A Political Question Underlining Value
The Pharisees’ motives were clear. They tried to trap him in his words. Disciples of the Pharisees teamed up with the Herodians (strange bedfellows) to pose a political question to Jesus. It is unclear if their initial compliment was genuine or whether it was smoke and mirrors. Either way, their first assertions were true. Jesus was a man of integrity, taught the way of God, was not swayed by others, and paid no attention to who people were (literally, “did not regard the face of man”).
For a Jew, the imperial tax question was loaded. The Jews obviously were being oppressed by Roman occupation. If Jesus sided with Caesar, he would pit himself against the Jews. If he sided with the Jews, he would look like a political rebel—a charge they would later trump up with success (Luke 23:2). Jesus saw through their ploy; he knew their evil intent. He called them out—“Hypocrites” (play actors)—and drew attention to their deceitful motives. But he answered them directly.
Jesus called for a coin. By producing a denarius, the Pharisees indicated they had accepted Roman rule to some extent. More than one-third of their income went to pay taxes. But that fact was not as offensive as the coin itself; it read, “Tiberius Caesar, son of divine Augustus” on one side, and “The most high priest” on the other (Mark Moore, The Chronological Life of Christ, p. 517). Jesus drew attention to both the image and the inscription. They acknowledged that Caesar’s image was on the coin.
Jesus’ answer was “evasive, brilliant, and condemning” (Moore, p. 517). Give to Caesar and give to God. Jesus was not saying that these two competing governments were equal. In fact, John Ortberg (in Who Is This Man?) suggested that Jesus actually called for a limited government. But Christians pay taxes (normally on April 15) because citizens of the kingdom of God are the best citizens of the kingdom of men (Philippians 3:20; 1 Peter 2:17).

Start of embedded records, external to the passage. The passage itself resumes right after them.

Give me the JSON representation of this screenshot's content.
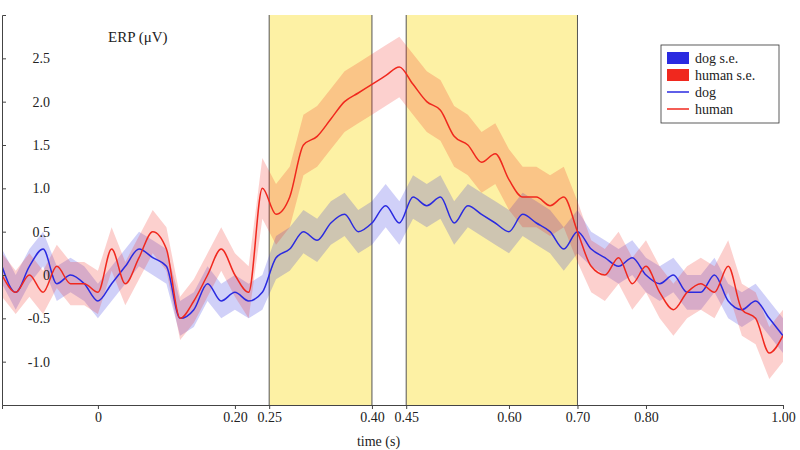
{
  "chart_data": {
    "type": "line",
    "y_label": "ERP (μV)",
    "x_label": "time (s)",
    "x": [
      -0.14,
      -0.12,
      -0.1,
      -0.08,
      -0.06,
      -0.04,
      -0.02,
      0,
      0.02,
      0.04,
      0.06,
      0.08,
      0.1,
      0.12,
      0.14,
      0.16,
      0.18,
      0.2,
      0.22,
      0.24,
      0.26,
      0.28,
      0.3,
      0.32,
      0.34,
      0.36,
      0.38,
      0.4,
      0.42,
      0.44,
      0.46,
      0.48,
      0.5,
      0.52,
      0.54,
      0.56,
      0.58,
      0.6,
      0.62,
      0.64,
      0.66,
      0.68,
      0.7,
      0.72,
      0.74,
      0.76,
      0.78,
      0.8,
      0.82,
      0.84,
      0.86,
      0.88,
      0.9,
      0.92,
      0.94,
      0.96,
      0.98,
      1.0
    ],
    "series": [
      {
        "name": "dog",
        "se_name": "dog s.e.",
        "color": "#2a2ae0",
        "values": [
          0.1,
          -0.2,
          0.1,
          0.3,
          -0.1,
          0.0,
          -0.1,
          -0.3,
          -0.1,
          0.1,
          0.3,
          0.2,
          0.1,
          -0.5,
          -0.4,
          -0.1,
          -0.3,
          -0.2,
          -0.3,
          -0.2,
          0.2,
          0.3,
          0.5,
          0.4,
          0.6,
          0.7,
          0.5,
          0.6,
          0.8,
          0.6,
          0.9,
          0.8,
          0.9,
          0.6,
          0.8,
          0.7,
          0.6,
          0.5,
          0.7,
          0.6,
          0.5,
          0.3,
          0.5,
          0.3,
          0.2,
          0.1,
          0.2,
          0.0,
          -0.1,
          0.0,
          -0.2,
          -0.2,
          0.0,
          -0.3,
          -0.4,
          -0.3,
          -0.5,
          -0.7
        ],
        "error": [
          0.2,
          0.2,
          0.2,
          0.2,
          0.2,
          0.2,
          0.2,
          0.2,
          0.2,
          0.2,
          0.2,
          0.2,
          0.2,
          0.2,
          0.2,
          0.2,
          0.2,
          0.2,
          0.2,
          0.2,
          0.25,
          0.25,
          0.25,
          0.25,
          0.25,
          0.25,
          0.25,
          0.25,
          0.25,
          0.25,
          0.25,
          0.25,
          0.25,
          0.25,
          0.25,
          0.25,
          0.25,
          0.25,
          0.25,
          0.25,
          0.25,
          0.25,
          0.25,
          0.2,
          0.2,
          0.2,
          0.2,
          0.2,
          0.2,
          0.2,
          0.2,
          0.2,
          0.2,
          0.2,
          0.2,
          0.2,
          0.2,
          0.2
        ]
      },
      {
        "name": "human",
        "se_name": "human s.e.",
        "color": "#f0281e",
        "values": [
          0.0,
          -0.2,
          0.0,
          -0.2,
          0.1,
          -0.1,
          -0.1,
          -0.2,
          0.3,
          -0.1,
          0.2,
          0.5,
          0.3,
          -0.5,
          -0.3,
          0.0,
          0.3,
          0.0,
          -0.2,
          1.0,
          0.7,
          0.9,
          1.5,
          1.6,
          1.8,
          2.0,
          2.1,
          2.2,
          2.3,
          2.4,
          2.2,
          2.0,
          1.9,
          1.6,
          1.5,
          1.3,
          1.4,
          1.1,
          0.9,
          0.9,
          0.8,
          0.9,
          0.5,
          0.1,
          0.0,
          0.2,
          -0.1,
          0.1,
          -0.2,
          -0.4,
          -0.2,
          -0.1,
          -0.2,
          0.1,
          -0.4,
          -0.5,
          -0.9,
          -0.7
        ],
        "error": [
          0.25,
          0.25,
          0.25,
          0.25,
          0.25,
          0.25,
          0.25,
          0.25,
          0.25,
          0.25,
          0.25,
          0.25,
          0.25,
          0.25,
          0.25,
          0.25,
          0.25,
          0.25,
          0.3,
          0.35,
          0.35,
          0.35,
          0.35,
          0.35,
          0.35,
          0.35,
          0.35,
          0.35,
          0.35,
          0.35,
          0.35,
          0.35,
          0.35,
          0.35,
          0.35,
          0.35,
          0.35,
          0.35,
          0.35,
          0.35,
          0.35,
          0.35,
          0.35,
          0.3,
          0.3,
          0.3,
          0.3,
          0.3,
          0.3,
          0.3,
          0.3,
          0.3,
          0.3,
          0.3,
          0.3,
          0.3,
          0.3,
          0.3
        ]
      }
    ],
    "shaded_windows": [
      [
        0.25,
        0.4
      ],
      [
        0.45,
        0.7
      ]
    ],
    "xlim": [
      -0.14,
      1.0
    ],
    "xticks": [
      0,
      {
        "value": 0.2,
        "label": "0.20"
      },
      0.25,
      {
        "value": 0.4,
        "label": "0.40"
      },
      0.45,
      {
        "value": 0.6,
        "label": "0.60"
      },
      {
        "value": 0.7,
        "label": "0.70"
      },
      {
        "value": 0.8,
        "label": "0.80"
      },
      {
        "value": 1,
        "label": "1.00"
      }
    ],
    "ylim": [
      -1.5,
      3.0
    ],
    "yticks": [
      {
        "value": -1,
        "label": "-1.0"
      },
      -0.5,
      0,
      0.5,
      {
        "value": 1,
        "label": "1.0"
      },
      1.5,
      {
        "value": 2,
        "label": "2.0"
      },
      2.5
    ],
    "grid": false,
    "legend": "top-right"
  }
}
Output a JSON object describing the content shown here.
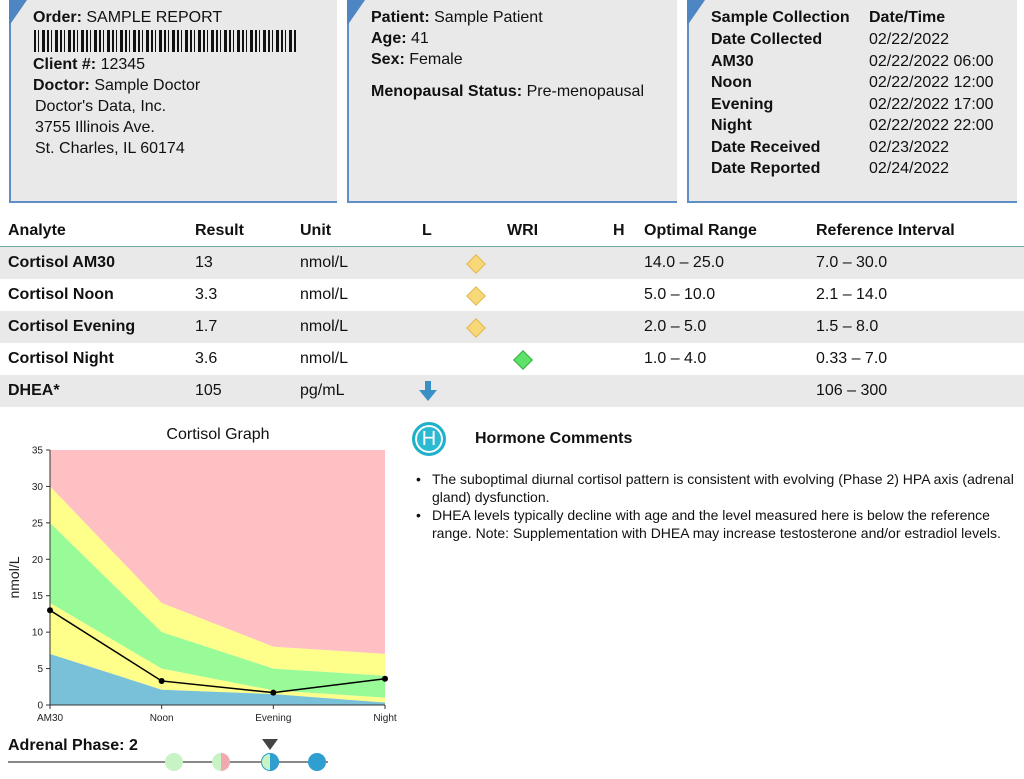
{
  "order_box": {
    "order_label": "Order:",
    "order_value": "SAMPLE REPORT",
    "client_label": "Client #:",
    "client_value": "12345",
    "doctor_label": "Doctor:",
    "doctor_value": "Sample Doctor",
    "lab_name": "Doctor's Data, Inc.",
    "lab_street": "3755 Illinois Ave.",
    "lab_city": "St. Charles, IL 60174"
  },
  "patient_box": {
    "patient_label": "Patient:",
    "patient_value": "Sample Patient",
    "age_label": "Age:",
    "age_value": "41",
    "sex_label": "Sex:",
    "sex_value": "Female",
    "meno_label": "Menopausal Status:",
    "meno_value": "Pre-menopausal"
  },
  "dates_box": {
    "header_left": "Sample Collection",
    "header_right": "Date/Time",
    "rows": [
      {
        "label": "Date Collected",
        "value": "02/22/2022"
      },
      {
        "label": "AM30",
        "value": "02/22/2022 06:00"
      },
      {
        "label": "Noon",
        "value": "02/22/2022 12:00"
      },
      {
        "label": "Evening",
        "value": "02/22/2022 17:00"
      },
      {
        "label": "Night",
        "value": "02/22/2022 22:00"
      },
      {
        "label": "Date Received",
        "value": "02/23/2022"
      },
      {
        "label": "Date Reported",
        "value": "02/24/2022"
      }
    ]
  },
  "results": {
    "headers": {
      "analyte": "Analyte",
      "result": "Result",
      "unit": "Unit",
      "low": "L",
      "wri": "WRI",
      "high": "H",
      "optimal": "Optimal Range",
      "reference": "Reference Interval"
    },
    "rows": [
      {
        "analyte": "Cortisol AM30",
        "result": "13",
        "unit": "nmol/L",
        "flag": "yellow-diamond",
        "optimal": "14.0 – 25.0",
        "reference": "7.0 – 30.0"
      },
      {
        "analyte": "Cortisol Noon",
        "result": "3.3",
        "unit": "nmol/L",
        "flag": "yellow-diamond",
        "optimal": "5.0 – 10.0",
        "reference": "2.1 – 14.0"
      },
      {
        "analyte": "Cortisol Evening",
        "result": "1.7",
        "unit": "nmol/L",
        "flag": "yellow-diamond",
        "optimal": "2.0 – 5.0",
        "reference": "1.5 – 8.0"
      },
      {
        "analyte": "Cortisol Night",
        "result": "3.6",
        "unit": "nmol/L",
        "flag": "green-diamond",
        "optimal": "1.0 – 4.0",
        "reference": "0.33 – 7.0"
      },
      {
        "analyte": "DHEA*",
        "result": "105",
        "unit": "pg/mL",
        "flag": "low-arrow-icon",
        "optimal": "",
        "reference": "106 – 300"
      }
    ],
    "colors": {
      "low_zone": "#f7d97a",
      "optimal_zone": "#5ee16b",
      "arrow": "#3a8fc4"
    }
  },
  "chart_data": {
    "type": "area",
    "title": "Cortisol Graph",
    "ylabel": "nmol/L",
    "xlabel": "",
    "categories": [
      "AM30",
      "Noon",
      "Evening",
      "Night"
    ],
    "ylim": [
      0,
      35
    ],
    "yticks": [
      "0",
      "5",
      "10",
      "15",
      "20",
      "25",
      "30",
      "35"
    ],
    "bands": {
      "below_low": [
        7.0,
        2.1,
        1.5,
        0.33
      ],
      "low_optimal": [
        14.0,
        5.0,
        2.0,
        1.0
      ],
      "high_optimal": [
        25.0,
        10.0,
        5.0,
        4.0
      ],
      "high_reference": [
        30.0,
        14.0,
        8.0,
        7.0
      ]
    },
    "band_colors": {
      "low": "#79c1d9",
      "yellow": "#fefe8a",
      "green": "#98fb98",
      "high": "#ffc0c3"
    },
    "series": [
      {
        "values": [
          13,
          3.3,
          1.7,
          3.6
        ],
        "color": "#000000"
      }
    ]
  },
  "comments": {
    "title": "Hormone Comments",
    "icon_letter": "H",
    "items": [
      "The suboptimal diurnal cortisol pattern is consistent with evolving (Phase 2) HPA axis (adrenal gland) dysfunction.",
      "DHEA levels typically decline with age and the level measured here is below the reference range. Note: Supplementation with DHEA may increase testosterone and/or estradiol levels."
    ]
  },
  "adrenal_phase": {
    "label": "Adrenal Phase:",
    "value": "2",
    "current_phase": 3,
    "circles": [
      {
        "left": "#c8f3c4",
        "right": "#c8f3c4"
      },
      {
        "left": "#c8f3c4",
        "right": "#f2a8b0"
      },
      {
        "left": "#c8f3c4",
        "right": "#2e9fcf"
      },
      {
        "left": "#2e9fcf",
        "right": "#2e9fcf"
      }
    ]
  }
}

A Doctrinal Question Underlining Life
Having seen Jesus shut down the Pharisees, that same day the Sadducees stepped up to the plate. Even though they did not believe in the concept of resurrection (or angels or spirits—Acts 23:8), they posed a doctrinal question to Jesus. While the Pharisees’ question championed Caesar, the Sadducees’ question championed Moses. (The Sadducees, of course, accepted the books of Moses as authentic Scripture.)
Their question was clearly hypothetical. While having some basis in Deuteronomy 25:5 (which addressed raising up offspring for a deceased brother in the same household), their question was quite bizarre. A man died childless. The widow married through the family seven (literal or symbolic?) times. In the resurrection whose wife will she be?
Jesus called them out, offered a bit of insight into the resurrected life, and nailed their hide to the wall by using the texts they did accept as Scripture to prove them wrong. Their question showed their ignorance of Scripture and their lack of faith in the power of God. Resurrected life will be life lived at other levels. Marriage and intimacy will not be necessary in Heaven.
Our knowledge of Heaven is limited to what the Bible says. We should be careful about assuming this text teaches that husbands and wives will not know each other in Heaven. Finally, Jesus asserted that Heaven is filled with living people (Abraham, Isaac, and Jacob)—not dead people.
The crowd was amazed (marveled) at Jesus’ answer to the Pharisees, and they were astonished at his answer to the Sadducees. Taxes and the future can cause us anxiety. But they can also display what we value and how we view life.